No se trata de confrontar prioridades, urgencias ni derechos. Se trata de ensanchar la lucha para que quepamos todas. Se trata de aceptación, de reconocimiento, de señalar a los agresores, sin taparnos los ojos, derribando la puerta de casa: el agresor, el violador, eres tú.

En este despertar colectivo de conciencia feminista contra todas las formas de opresión, necesitamos urgentemente un discurso, una agenda política y una práctica feminista que defienda los derechos de la infancia y la adolescencia a una vida libre de violencia.
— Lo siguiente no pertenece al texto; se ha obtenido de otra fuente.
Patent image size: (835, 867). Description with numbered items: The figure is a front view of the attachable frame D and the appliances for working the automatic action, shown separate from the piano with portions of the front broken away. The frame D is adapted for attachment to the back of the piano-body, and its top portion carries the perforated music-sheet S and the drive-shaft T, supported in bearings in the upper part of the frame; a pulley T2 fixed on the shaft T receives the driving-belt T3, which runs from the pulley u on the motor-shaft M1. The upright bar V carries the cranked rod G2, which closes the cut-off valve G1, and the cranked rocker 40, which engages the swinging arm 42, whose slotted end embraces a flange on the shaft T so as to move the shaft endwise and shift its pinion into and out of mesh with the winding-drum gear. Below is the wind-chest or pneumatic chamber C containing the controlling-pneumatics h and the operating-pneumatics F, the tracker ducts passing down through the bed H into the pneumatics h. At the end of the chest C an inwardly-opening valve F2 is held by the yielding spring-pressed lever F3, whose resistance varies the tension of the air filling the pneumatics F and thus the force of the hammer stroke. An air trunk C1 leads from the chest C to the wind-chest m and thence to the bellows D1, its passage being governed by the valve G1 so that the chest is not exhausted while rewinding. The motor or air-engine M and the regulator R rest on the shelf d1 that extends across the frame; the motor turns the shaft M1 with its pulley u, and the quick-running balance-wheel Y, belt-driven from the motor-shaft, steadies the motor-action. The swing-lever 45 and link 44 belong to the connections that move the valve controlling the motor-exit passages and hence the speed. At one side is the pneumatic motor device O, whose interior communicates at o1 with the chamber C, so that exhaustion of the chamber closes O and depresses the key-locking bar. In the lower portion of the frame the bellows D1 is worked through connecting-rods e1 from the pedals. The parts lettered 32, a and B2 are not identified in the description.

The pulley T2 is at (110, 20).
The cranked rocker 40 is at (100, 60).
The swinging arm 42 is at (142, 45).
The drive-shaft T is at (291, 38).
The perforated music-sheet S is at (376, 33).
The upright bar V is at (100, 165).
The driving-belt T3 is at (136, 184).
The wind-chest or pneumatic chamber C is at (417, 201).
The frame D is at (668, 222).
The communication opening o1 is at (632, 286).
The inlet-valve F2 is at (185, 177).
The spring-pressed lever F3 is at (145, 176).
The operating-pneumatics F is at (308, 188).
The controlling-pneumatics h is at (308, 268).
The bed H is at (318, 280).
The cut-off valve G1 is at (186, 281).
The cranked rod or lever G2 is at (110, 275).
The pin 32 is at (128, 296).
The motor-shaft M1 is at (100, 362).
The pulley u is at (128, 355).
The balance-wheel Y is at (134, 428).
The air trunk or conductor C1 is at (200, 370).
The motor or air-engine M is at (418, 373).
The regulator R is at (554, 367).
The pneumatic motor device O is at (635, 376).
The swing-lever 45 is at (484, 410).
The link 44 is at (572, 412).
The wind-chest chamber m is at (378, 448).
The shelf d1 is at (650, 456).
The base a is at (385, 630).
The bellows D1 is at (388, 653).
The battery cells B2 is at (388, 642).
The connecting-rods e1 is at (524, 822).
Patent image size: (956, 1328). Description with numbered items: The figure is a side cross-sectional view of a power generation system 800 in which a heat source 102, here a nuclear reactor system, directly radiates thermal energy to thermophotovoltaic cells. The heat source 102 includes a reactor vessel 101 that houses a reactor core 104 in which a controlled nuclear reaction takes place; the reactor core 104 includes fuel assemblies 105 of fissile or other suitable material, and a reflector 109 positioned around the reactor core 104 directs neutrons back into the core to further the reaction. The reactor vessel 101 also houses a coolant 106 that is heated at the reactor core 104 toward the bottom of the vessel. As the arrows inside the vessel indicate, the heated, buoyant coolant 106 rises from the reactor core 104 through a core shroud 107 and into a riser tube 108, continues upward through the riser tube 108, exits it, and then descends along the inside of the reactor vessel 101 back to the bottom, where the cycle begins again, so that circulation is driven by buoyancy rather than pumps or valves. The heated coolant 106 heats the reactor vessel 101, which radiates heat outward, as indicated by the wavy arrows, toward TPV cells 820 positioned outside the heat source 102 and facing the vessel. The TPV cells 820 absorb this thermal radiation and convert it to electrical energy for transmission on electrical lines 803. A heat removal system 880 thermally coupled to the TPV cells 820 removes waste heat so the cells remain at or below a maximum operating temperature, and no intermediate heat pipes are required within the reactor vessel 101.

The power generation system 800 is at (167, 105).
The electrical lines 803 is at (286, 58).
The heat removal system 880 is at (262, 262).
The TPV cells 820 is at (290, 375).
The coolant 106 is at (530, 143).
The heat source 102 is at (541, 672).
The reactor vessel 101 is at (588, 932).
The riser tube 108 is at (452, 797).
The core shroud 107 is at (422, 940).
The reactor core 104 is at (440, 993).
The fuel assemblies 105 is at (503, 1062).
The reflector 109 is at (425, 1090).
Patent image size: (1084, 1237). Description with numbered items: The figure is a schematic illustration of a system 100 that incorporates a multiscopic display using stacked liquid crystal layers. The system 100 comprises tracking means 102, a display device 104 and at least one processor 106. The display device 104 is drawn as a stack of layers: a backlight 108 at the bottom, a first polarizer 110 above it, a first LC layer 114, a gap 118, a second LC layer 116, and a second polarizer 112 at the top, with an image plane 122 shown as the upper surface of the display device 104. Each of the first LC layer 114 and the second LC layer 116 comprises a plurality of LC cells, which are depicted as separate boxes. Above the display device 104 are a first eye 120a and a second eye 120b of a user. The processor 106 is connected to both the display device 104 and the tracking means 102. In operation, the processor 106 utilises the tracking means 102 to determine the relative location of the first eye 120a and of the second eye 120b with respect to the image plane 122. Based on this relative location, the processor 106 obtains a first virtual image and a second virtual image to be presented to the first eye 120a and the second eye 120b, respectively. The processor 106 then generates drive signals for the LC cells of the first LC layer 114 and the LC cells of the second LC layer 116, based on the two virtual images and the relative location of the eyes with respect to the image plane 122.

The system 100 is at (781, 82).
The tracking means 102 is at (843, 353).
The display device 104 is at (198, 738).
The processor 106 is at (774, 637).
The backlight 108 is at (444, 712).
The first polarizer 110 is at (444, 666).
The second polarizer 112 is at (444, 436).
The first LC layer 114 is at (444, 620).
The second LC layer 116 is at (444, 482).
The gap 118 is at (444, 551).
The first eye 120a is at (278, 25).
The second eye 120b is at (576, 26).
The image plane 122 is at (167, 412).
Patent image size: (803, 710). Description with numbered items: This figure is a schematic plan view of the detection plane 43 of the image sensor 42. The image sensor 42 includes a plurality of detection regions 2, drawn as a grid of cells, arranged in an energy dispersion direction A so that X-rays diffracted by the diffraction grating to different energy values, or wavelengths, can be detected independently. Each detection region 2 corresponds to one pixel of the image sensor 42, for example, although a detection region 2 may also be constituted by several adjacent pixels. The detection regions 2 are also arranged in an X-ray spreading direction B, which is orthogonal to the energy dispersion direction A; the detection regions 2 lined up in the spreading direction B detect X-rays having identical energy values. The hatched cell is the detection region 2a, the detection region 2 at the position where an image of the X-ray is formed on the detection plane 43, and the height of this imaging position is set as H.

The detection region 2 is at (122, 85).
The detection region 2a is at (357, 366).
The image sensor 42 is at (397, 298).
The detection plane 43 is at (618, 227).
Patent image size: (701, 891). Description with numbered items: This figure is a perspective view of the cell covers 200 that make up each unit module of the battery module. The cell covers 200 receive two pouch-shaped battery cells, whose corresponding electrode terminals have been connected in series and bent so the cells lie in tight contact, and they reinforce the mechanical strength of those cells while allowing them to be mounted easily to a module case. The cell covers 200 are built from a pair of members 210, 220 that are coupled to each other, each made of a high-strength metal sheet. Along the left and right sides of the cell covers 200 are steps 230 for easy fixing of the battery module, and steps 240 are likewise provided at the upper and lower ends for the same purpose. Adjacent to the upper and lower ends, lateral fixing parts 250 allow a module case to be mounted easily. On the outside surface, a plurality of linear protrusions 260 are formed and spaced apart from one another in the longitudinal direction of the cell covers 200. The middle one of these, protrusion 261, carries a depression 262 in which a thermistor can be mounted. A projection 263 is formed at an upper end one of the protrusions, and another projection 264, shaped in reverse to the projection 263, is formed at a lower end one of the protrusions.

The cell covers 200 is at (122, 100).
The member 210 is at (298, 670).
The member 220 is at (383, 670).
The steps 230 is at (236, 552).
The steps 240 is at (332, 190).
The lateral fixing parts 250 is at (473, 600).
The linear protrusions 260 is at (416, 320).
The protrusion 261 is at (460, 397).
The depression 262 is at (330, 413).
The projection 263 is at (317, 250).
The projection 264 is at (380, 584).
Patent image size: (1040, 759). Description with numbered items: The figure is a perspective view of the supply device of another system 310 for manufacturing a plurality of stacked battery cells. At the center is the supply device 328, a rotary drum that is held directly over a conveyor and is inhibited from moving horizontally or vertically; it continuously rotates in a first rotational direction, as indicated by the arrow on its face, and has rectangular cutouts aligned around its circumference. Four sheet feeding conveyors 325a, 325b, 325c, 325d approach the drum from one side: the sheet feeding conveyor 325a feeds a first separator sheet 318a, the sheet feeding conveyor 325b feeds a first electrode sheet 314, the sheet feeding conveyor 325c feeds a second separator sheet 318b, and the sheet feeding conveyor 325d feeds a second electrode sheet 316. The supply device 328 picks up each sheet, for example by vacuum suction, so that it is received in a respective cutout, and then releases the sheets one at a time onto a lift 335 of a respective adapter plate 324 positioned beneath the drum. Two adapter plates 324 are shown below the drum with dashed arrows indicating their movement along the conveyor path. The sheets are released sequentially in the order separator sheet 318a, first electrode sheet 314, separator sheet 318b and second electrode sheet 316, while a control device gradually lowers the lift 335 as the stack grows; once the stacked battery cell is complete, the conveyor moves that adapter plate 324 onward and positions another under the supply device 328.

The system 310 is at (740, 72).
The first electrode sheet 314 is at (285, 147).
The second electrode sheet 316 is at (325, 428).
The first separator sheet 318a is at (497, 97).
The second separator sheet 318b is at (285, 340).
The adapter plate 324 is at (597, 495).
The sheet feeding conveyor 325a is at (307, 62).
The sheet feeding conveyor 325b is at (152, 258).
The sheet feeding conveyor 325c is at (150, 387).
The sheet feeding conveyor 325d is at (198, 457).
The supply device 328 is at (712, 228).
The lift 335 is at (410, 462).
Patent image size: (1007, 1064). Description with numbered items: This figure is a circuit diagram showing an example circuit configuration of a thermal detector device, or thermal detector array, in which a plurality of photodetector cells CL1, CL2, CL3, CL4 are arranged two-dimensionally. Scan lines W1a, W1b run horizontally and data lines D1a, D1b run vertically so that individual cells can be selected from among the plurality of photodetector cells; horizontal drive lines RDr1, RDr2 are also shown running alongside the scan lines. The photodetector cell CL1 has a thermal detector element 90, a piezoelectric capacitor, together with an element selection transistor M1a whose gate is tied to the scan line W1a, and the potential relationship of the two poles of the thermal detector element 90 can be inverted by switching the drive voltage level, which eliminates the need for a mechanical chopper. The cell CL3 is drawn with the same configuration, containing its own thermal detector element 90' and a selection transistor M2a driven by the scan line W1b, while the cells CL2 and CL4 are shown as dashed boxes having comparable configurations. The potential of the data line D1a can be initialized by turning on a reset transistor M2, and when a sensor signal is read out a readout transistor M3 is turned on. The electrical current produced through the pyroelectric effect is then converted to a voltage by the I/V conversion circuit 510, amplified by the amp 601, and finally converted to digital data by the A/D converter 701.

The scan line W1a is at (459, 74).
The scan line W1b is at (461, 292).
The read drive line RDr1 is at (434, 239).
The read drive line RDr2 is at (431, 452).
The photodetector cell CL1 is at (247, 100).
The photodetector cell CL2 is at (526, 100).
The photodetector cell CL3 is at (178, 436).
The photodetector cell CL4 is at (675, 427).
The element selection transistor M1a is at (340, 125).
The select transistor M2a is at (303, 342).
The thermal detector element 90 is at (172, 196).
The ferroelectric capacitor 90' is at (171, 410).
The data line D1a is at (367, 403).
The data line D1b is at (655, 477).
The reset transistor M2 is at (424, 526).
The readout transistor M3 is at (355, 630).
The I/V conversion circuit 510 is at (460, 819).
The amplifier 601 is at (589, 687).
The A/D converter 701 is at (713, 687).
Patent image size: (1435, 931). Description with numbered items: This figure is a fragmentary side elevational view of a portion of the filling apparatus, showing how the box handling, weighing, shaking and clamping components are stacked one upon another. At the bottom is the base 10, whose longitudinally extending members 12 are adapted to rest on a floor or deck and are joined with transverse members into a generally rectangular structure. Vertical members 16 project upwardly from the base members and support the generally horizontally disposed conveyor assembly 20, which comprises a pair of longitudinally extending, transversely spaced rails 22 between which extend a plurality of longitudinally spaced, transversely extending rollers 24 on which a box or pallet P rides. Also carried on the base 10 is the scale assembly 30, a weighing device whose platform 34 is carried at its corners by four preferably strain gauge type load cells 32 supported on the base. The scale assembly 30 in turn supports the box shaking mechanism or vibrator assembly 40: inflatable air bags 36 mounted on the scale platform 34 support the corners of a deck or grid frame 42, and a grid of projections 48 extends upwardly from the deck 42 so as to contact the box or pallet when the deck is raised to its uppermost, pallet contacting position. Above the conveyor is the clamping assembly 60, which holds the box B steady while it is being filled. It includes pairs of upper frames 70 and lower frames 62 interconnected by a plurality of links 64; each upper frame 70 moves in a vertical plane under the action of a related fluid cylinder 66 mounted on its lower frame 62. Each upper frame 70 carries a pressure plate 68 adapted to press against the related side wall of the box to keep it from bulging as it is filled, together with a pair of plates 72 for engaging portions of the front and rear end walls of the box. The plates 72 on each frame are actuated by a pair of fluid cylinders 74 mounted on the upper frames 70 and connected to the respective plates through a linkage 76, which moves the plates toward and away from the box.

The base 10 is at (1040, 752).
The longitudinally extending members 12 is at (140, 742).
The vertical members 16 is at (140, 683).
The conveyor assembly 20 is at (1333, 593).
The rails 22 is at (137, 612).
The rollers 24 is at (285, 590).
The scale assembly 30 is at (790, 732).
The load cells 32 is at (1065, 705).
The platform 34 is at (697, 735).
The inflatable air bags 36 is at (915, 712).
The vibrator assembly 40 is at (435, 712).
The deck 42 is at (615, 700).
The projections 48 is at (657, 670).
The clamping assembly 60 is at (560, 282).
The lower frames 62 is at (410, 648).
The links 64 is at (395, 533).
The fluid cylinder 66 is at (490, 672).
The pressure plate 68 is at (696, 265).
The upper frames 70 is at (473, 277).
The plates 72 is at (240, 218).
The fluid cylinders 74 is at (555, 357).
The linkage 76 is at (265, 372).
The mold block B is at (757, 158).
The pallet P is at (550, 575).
Urge hacerlo, porque es la vida misma lo que está en riesgo.

Urge hacerlo, porque rompe el autoengaño de la familia como lugar de protección y de propiedad privada.

Urge hacerlo, porque lo que nos protege y nos salva son los vínculos, los cuidados, los afectos, las redes, la escucha.

Urge hacerlo, porque de ese modo hacemos justicia con las que ya no están, para las que ya es tarde y para las que todavía estamos a tiempo.